When we got the phone call confirming that our daughter has Russell-Silver Syndrome, naturally we started searching the web to learn about the disorder.
A day after Zoey was born, we met with a doctor who encouraged us to submit bloodwork for genetic testing due to her size, 4 pounds, 3 ounces, born at 36 weeks.
It’s like her little onesie says, “Tiny but mighty.”
The doctor actually told us he thought the tests would come up empty and reveal “a nothing-burger,” he said. For peace of mind, though, we figured we may as well send the umbilical cord blood off to check.
So a couple months passed, Zoey barely grew, and eventually we got the call. From there, we learned as much as we could about Russell-Silver Syndrome. That’s because there was a serious uncertainty about what we’d be dealing with. We wanted to be prepared as best as possible for the unknown.
Let me tell you, it’s not a great decision to just go surfing online to learn about a disorder that you know nothing about. Sure, some of the information is helpful and insightful. But you so often see the extremes and overreact to what you have no control over. You see pictures. Read stories. You begin to overthink a little bit.
As simply as it gets, Zoey is very small. She turns 2 in April and she’s about 12½ pounds and 26¼ inches tall. (And believe me, when you’re small, that half pound and quarter-inch are important to note.)
Her growth will be behind her entire life and she’ll never fully catch up to what’s considered average. At some point this year, she’ll likely begin a daily shot of growth hormones to help her develop at a more proper rate.
We’ve learned quite a bit about Russell-Silver Syndrome and the ways Zoey aligns with other people who have it. She doesn’t eat a lot and when she fills her stomach too much it usually comes back up — on her mom.
The obvious distinction that she has a growth disorder is her height. It’s a joy to come home when the day’s winding down and get met at the door by Zoey smiling and giggling with her arms stretched out to give a hug. Standing tall, she doesn’t even measure up past my knees.
During a recent trip to Florida, we set her down near baggage claim after the nearly four-hour flight.
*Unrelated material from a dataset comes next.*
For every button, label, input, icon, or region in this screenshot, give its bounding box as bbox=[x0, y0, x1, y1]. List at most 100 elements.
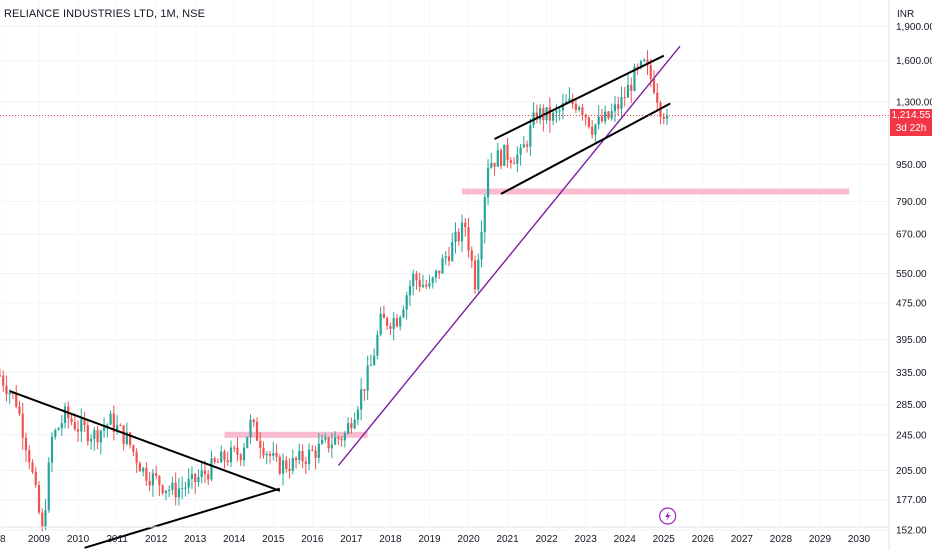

Strangers sure have some funny, puzzled looks when what appears to be a newborn is marching around below them.
Cognitively, Zoey is doing as great as we could ask. Through the help of physical and speech therapy, she’s learned sign language very well. Our favorite is the “please” sign, which is essentially rubbing a hand in a circular motion across the chest. Zoey, however, has her own rendition in which she rubs her belly and it looks like she just got done eating a fantastic Thanksgiving meal and approved. Other signs she’s done well with are “more,” “no,” “eat,” “help,” “dog,” and “bye.”
Zoey doesn’t talk, but she’s just starting to babble. We figure it’s because the muscles used to control her voice aren’t properly developed yet, and we’ve heard other kids with Russell-Silver have had similar delays.
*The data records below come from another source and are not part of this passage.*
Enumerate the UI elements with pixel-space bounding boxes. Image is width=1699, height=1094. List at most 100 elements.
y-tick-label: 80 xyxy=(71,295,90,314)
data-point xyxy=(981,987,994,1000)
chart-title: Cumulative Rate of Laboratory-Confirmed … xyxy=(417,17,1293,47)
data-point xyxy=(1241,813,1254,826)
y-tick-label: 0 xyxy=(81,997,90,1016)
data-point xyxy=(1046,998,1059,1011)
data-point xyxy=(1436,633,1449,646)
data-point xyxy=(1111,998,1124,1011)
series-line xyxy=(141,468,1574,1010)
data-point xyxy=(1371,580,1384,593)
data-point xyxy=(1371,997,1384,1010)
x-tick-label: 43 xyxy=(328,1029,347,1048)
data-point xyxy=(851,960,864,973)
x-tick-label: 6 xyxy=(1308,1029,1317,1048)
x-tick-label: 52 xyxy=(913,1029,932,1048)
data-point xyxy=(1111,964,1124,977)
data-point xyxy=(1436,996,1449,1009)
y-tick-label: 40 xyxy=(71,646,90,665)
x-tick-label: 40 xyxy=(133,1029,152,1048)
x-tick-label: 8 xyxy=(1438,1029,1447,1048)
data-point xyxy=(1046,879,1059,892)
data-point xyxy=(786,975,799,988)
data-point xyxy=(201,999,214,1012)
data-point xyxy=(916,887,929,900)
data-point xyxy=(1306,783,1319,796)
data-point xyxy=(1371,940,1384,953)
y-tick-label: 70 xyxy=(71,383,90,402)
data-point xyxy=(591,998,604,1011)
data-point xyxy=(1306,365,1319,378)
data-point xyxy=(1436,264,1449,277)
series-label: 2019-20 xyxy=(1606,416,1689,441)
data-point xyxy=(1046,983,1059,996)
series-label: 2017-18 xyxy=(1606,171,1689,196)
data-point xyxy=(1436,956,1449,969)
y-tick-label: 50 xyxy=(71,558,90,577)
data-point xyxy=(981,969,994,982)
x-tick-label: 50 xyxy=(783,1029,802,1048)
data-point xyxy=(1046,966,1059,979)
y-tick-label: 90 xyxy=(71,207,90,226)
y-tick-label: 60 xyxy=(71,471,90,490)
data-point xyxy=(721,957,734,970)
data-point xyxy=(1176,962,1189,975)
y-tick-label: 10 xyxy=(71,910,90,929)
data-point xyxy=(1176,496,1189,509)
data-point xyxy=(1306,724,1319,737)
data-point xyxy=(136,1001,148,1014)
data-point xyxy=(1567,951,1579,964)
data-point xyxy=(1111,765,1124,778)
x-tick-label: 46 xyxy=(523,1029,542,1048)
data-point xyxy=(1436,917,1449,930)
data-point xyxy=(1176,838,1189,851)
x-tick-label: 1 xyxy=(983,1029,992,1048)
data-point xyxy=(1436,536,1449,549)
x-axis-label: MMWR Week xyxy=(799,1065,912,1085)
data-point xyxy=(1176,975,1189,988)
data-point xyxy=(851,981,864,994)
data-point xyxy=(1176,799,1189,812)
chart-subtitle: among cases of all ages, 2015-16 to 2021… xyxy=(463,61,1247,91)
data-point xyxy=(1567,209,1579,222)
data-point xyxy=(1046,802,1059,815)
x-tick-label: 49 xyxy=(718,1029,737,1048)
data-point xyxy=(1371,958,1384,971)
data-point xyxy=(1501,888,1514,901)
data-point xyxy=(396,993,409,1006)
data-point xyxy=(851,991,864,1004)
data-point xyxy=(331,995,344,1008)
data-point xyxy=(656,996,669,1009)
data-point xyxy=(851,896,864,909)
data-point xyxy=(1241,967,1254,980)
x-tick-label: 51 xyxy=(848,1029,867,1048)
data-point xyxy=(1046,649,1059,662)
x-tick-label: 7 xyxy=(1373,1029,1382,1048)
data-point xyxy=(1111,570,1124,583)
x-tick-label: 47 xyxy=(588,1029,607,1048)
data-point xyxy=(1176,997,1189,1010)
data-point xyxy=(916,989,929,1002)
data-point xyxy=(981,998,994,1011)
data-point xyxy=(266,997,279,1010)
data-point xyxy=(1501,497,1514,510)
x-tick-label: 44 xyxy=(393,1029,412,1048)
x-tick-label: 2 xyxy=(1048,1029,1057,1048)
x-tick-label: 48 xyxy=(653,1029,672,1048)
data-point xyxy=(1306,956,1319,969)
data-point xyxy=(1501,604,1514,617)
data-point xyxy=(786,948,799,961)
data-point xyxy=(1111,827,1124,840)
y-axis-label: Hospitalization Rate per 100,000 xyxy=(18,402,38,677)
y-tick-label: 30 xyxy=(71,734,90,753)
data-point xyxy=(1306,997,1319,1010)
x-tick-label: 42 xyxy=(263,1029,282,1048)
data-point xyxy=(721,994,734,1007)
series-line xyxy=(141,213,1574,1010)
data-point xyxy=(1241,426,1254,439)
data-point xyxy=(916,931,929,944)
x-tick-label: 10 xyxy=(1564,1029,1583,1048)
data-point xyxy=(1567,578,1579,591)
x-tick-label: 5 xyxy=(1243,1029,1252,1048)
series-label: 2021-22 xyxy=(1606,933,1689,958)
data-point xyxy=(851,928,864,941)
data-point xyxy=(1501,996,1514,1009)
That’s fine — Zoey’s nonverbal language can be hilarious. Her smile is second to none, and she shows it off to the world. She also has a confidence and fancy walk to her when she wears shiny beads or bracelets. Will she be a high maintenance girl? Maybe.
And on the flip side when she’s terribly disappointed after being told not to do something, she does this sad, slumped-over walk that’s always worth a laugh.
Recently, a friend asked me how we’re “dealing” with Zoey and her growth deficiency. I didn’t really know how to answer the question. The way I look at it, she’s just our kid and we’re raising her as the individual she is. We help and teach her the ways we know best. Sure, she’s small, but I just look at her as my daughter.
That brings me back to the day we learned about Zoey’s disorder, how we started looking at pictures online and learning about symptoms of other kids with Russell-Silver Syndrome. Maybe we picked up a few tips and hints, sure.
But the internet doesn’t have a parenting playbook or a how-to guide for kids. Ultimately, disorder or not, your kid is your kid. The best way to learn about what they want and need are through everyday experiences.
And in some way or another, Zoey is developing and improving every day. Pretty good for a kid with a growth disorder if you ask me.